Le ferite di Gaza, le nuove armi e le esecuzioni sommarie di donne e bambini + G. CHIESA




Le ferite di Gaza e le nuove armi

 


Il dottor Ghassan Abu Sittah ed il dottor Swee Ang, due chirurghi inglesi, sono riusciti a raggiungere Gaza durante l’invasione israeliana. In questo articolo descrivono le loro esperienze, condividono le loro opinioni e ne traggono le inevitabili conseguenze: la popolazione di Gaza è estremamente vulnerabile e totalmente inerme davanti ad un eventuale attacco israeliano.



Le ferite di Gaza sono profonde e stratificate. Intendiamo parlare del massacro di Khan Younis del 1956, in cui 5mila persone persero la vita? Oppure dell’esecuzione di 35mila prigionieri di guerra da parte dell’esercito israeliano nel 1967? E la prima Intifada, in cui alla disobbedienza civile di un popolo sotto occupazione si rispose con un incredibile numero di feriti e centinaia di morti? Ancor di più, non possiamo non tener conto dei 5.420 feriti nel sud di Gaza durante le ostilità del 2000. Ma, nonostante tutto ciò, in questo articolo ci occuperemo esclusivamente dell’invasione che ha avuto luogo dal 27 dicembre 2008 al 18 gennaio 2009.

Si stima che, in quei 23 giorni, siano state riversate sulla Striscia di Gaza un milione e mezzo di tonnellate di esplosivo. [1] Per dare un’idea approssimativa di ciò di cui si sta parlando, è bene specificare che il territorio in questione copre una superficie di 360 kilometri quadrati ed è la casa di 1,5 milioni di persone: è l’area più densamente popolata del mondo. Prima dell’invasione, è stata affamata per 50 giorni da un embargo commerciale ma, in realtà, fin dall’elezione dell’attuale governo è stata posta sotto vincoli commerciali. Negli anni, l’embargo è stato parziale o totale, ma mai assente.

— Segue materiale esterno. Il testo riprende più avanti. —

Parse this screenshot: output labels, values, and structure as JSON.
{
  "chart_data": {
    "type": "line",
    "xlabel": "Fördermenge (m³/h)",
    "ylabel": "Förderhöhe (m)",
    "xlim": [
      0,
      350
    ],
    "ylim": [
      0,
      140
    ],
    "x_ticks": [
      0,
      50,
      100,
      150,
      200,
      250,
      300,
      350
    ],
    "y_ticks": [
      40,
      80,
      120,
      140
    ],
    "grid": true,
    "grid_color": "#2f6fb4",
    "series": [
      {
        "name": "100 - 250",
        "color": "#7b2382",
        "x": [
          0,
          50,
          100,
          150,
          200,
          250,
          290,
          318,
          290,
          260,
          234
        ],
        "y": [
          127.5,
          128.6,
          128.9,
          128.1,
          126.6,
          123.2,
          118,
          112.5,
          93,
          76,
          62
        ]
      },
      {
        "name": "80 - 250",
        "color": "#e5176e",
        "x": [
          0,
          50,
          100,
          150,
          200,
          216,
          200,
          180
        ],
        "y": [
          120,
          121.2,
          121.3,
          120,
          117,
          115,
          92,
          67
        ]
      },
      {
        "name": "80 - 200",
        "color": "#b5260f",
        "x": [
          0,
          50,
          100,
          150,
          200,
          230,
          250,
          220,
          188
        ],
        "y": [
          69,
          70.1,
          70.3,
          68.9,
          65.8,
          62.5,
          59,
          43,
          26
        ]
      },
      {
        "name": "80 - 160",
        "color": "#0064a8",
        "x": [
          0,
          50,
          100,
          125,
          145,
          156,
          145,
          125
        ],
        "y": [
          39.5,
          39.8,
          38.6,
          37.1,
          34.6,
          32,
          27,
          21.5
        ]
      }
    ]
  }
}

L’occupazione si è aperta con 250 vittime in un solo giorno. Ogni questura è stata bombardata, causando ingenti perdite tra le forze dell’ordine. Dopo aver spazzato via la polizia, l’esercito israeliano si è dedicato ai bersagli non governativi. Gli elicotteri Apache e gli F16 hanno fatto piovere morte dal cielo, mentre i cannoni della marina militare hanno condotto un attacco dal mare e l’artiglieria si è occupata della terra. Molte scuole sono state ridotte in macerie, tra cui l’American School of Gaza, 40 moschee, alcuni ospedali, vari edifici dell’ONU ed ovviamente 21mila case, di cui 4mila sono state rase al suolo. Circa 100mila persone sono divenute improvvisamente senzatetto.

Le armi israeliane

Gli armamenti impiegati, oltre alle bombe e agli esplosivi ad alto potenziale convenzionali, includono anche tipologie non convenzionali. Ne sono state identificate almeno quattro categorie:

Proiettili e bombe al fosforo

I testimoni oculari affermano che alcune bombe esplodevano in quota, rilasciando un ampio ventaglio di micro-ordigni al fosforo che si distribuivano su un’ampia superficie. Durante l’invasione via terra, i carri armati erano usi sfondare le mura delle case con proiettili ordinari per poi far fuoco al loro interno con proiettili al fosforo. Questo metodo permette di scatenare terribili incendi all’interno delle strutture, ed un gran numero di corpi carbonizzati è stato rinvenuto ricoperto da particelle di fosforo incandescente. Un preoccupante interrogativo è posto dal fatto che i residui rinvenuti paiono amalgamati ad un agente stabilizzante speciale, che gli conferisce la capacità di non bruciare completamente, fino all’estinzione. I residui di fosforo ancora coprono le campagne, i campi da gioco e gli appartamenti. Si riaccendono quando i bambini curiosi li raccolgono, oppure producono fumi tossici quando i contadini annaffiano le loro terre contaminate. Una famiglia, ritornata al suo orto dopo le ostilità, ha irrigato il terreno ed è stata inglobata da una coltre di fumo sprigionata dal suolo. La semplice inalazione ha prodotto epistassi. Questi residui di fosforo trattato con stabilizzante sono, in un certo senso, un analogo delle mine antiuomo. A causa di questa costante minaccia, la popolazione (specialmente quella infantile) ha difficoltà a tornare ad una vita normale.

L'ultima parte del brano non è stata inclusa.